Em Mammuth ainda havia uma história para disfarçar. O fio narrativo de Near Death Experience é mais fininho – Paul, um operador de call center casado e com dois filhos que escapa ao quotidiano tristonho com bebidas ao balcão e cigarros consecutivos, sai um dia de casa para se matar, alegando ir dar uma voltinha de bicicleta (o novo “vou ali comprar tabaco”) -, deixando a descoberto as intenções de Delépine e Kervern. Houellebecq, de cabelo ralo e seboso, o lábio inferior demasiado saliente, a cara revelando os efeitos de muitos álcoois e fumos mais do que a idade, é o “actor” ideal deste cinema da fealdade. A má qualidade da imagem digital, projectada num formato gigantesco, é apenas mais um exemplo do mesmo. Se a fórmula é chocante ou, pelo menos, impactante, depressa se esgota. O espectador vai-se exasperando, tanto que quando a personagem diz para si mesma “Paul, falas de mais e suicidas-te de menos” (estou a parafrasear) só consegue concordar.
E não se lhe pode levar a mal. Por essa altura, já viu Michel Houellebecq numa série de tentativas de suicídio frustradas (cuja razão de existência é a necessidade de haver filme), a falar sozinho, a falar dentro da sua cabeça (em voz off), a falar com pedras (totens da sua família), a falar com um coelho morto, a falar com um maluquinho que quer brincar aos bonequinhos ciclistas com ele e lhe dá uma grande chapada (o único momento em que Houellebecq, felicíssimo por ser o centro deste one-man show, se mostra chateado, sugerindo que talvez não estivesse planeada), a falar com a sua endorfina (uma voz angelical, espectral, representando o “sobrenatural” também “presente” em Mammuth). A monotonia é quebrada de vez em quando, nem sempre pelo que está no filme. Por exemplo, na cena em que Houellebecq dança freneticamente “War Pigs” dos Black Sabbath (uma divergência em relação à restante banda sonora, presa à pompa da música clássica) ou naquela em que se atira, um tanto aleatoriamente, para cima de uma tenda (e, assim, acabo de estragar os dois melhores momentos de Near Death Experience). Ou quando me pôs a pensar neste diálogo de Blue in the Face (Fumo Azul, 1995) entre Jim Jarmusch e Harvey Keitel, à conta da maneira de fumar do escritor francês, o cigarro entre o dedo do pirete (desconheço o nome científico) e o anelar.
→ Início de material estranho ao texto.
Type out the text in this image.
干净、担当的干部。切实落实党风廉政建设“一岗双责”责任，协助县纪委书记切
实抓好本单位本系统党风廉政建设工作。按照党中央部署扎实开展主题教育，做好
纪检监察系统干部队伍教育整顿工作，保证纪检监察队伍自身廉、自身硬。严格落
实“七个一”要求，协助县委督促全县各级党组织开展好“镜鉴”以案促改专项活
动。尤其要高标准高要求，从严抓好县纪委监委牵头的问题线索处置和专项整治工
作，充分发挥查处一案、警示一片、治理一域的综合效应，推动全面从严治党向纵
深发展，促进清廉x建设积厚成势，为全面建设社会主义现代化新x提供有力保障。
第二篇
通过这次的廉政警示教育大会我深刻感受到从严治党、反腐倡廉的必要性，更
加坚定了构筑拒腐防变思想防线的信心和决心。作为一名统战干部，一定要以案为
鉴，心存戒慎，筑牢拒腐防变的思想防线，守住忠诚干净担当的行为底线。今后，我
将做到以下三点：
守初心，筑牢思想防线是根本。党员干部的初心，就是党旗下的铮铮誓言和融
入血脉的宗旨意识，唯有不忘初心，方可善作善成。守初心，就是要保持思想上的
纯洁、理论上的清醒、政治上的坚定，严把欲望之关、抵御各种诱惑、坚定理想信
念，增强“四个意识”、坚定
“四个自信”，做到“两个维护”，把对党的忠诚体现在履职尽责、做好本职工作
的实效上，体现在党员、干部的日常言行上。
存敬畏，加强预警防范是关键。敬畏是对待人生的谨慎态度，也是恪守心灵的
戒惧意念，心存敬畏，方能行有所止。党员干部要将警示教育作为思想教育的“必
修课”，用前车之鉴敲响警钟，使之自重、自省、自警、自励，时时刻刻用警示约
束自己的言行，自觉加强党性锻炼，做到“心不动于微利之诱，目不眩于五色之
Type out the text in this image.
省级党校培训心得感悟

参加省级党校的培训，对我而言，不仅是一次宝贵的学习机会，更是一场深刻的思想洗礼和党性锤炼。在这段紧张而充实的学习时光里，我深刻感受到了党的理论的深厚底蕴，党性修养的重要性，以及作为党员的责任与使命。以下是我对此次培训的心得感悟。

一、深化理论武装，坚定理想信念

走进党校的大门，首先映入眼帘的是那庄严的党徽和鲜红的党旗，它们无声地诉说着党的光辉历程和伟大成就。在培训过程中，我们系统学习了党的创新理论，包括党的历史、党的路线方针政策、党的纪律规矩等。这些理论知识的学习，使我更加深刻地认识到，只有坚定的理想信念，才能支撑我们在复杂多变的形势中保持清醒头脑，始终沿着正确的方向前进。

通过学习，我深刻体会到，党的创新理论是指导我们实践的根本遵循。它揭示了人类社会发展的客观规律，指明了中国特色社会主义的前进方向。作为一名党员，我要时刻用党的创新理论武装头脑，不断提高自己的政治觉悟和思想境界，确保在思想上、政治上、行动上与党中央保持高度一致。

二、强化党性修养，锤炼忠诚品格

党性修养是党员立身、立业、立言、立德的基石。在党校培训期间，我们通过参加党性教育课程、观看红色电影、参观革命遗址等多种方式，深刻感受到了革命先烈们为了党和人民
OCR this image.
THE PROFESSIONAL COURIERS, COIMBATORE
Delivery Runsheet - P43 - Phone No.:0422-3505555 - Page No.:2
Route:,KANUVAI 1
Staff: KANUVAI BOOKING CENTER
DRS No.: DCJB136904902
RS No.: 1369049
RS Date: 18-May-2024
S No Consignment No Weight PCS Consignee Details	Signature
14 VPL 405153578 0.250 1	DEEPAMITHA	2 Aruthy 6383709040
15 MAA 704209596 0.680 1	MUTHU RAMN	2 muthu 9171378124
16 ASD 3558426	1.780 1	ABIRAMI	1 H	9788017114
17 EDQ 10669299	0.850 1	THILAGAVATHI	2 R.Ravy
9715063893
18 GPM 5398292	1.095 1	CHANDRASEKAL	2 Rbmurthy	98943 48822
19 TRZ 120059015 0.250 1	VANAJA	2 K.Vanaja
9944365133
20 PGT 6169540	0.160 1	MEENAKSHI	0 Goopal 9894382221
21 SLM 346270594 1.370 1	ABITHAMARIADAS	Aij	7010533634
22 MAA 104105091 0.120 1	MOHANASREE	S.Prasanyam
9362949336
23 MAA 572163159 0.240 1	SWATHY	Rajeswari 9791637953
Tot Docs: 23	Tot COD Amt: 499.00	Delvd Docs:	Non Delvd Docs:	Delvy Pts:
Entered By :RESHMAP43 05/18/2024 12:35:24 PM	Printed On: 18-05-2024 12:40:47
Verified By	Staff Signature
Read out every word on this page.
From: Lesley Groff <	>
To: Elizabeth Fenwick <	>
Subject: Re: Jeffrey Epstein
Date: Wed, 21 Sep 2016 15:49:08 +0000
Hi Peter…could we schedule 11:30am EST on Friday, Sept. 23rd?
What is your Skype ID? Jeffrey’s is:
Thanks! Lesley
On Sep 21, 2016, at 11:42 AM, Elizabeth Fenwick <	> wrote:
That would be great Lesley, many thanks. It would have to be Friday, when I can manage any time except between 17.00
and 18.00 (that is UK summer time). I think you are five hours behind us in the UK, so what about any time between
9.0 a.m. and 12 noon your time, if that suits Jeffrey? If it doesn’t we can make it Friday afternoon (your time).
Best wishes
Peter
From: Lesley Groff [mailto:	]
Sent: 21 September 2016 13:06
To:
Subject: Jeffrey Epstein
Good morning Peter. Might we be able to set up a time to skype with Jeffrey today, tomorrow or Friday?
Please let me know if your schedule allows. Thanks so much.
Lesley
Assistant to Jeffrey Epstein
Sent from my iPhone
Dá ideia (ou melhor, percebe-se facilmente) que Near Death Experience pretendia “falar” de coisas sérias com humor mas, salvo as referidas excepções (e uma ou outra não referida), não tem muita graça e o discurso existencialista-niilista de adolescente cheio de certezas e pouca experiência de vida é bastante maçador, apesar de ser debitado por pessoas com idade para ter juízo.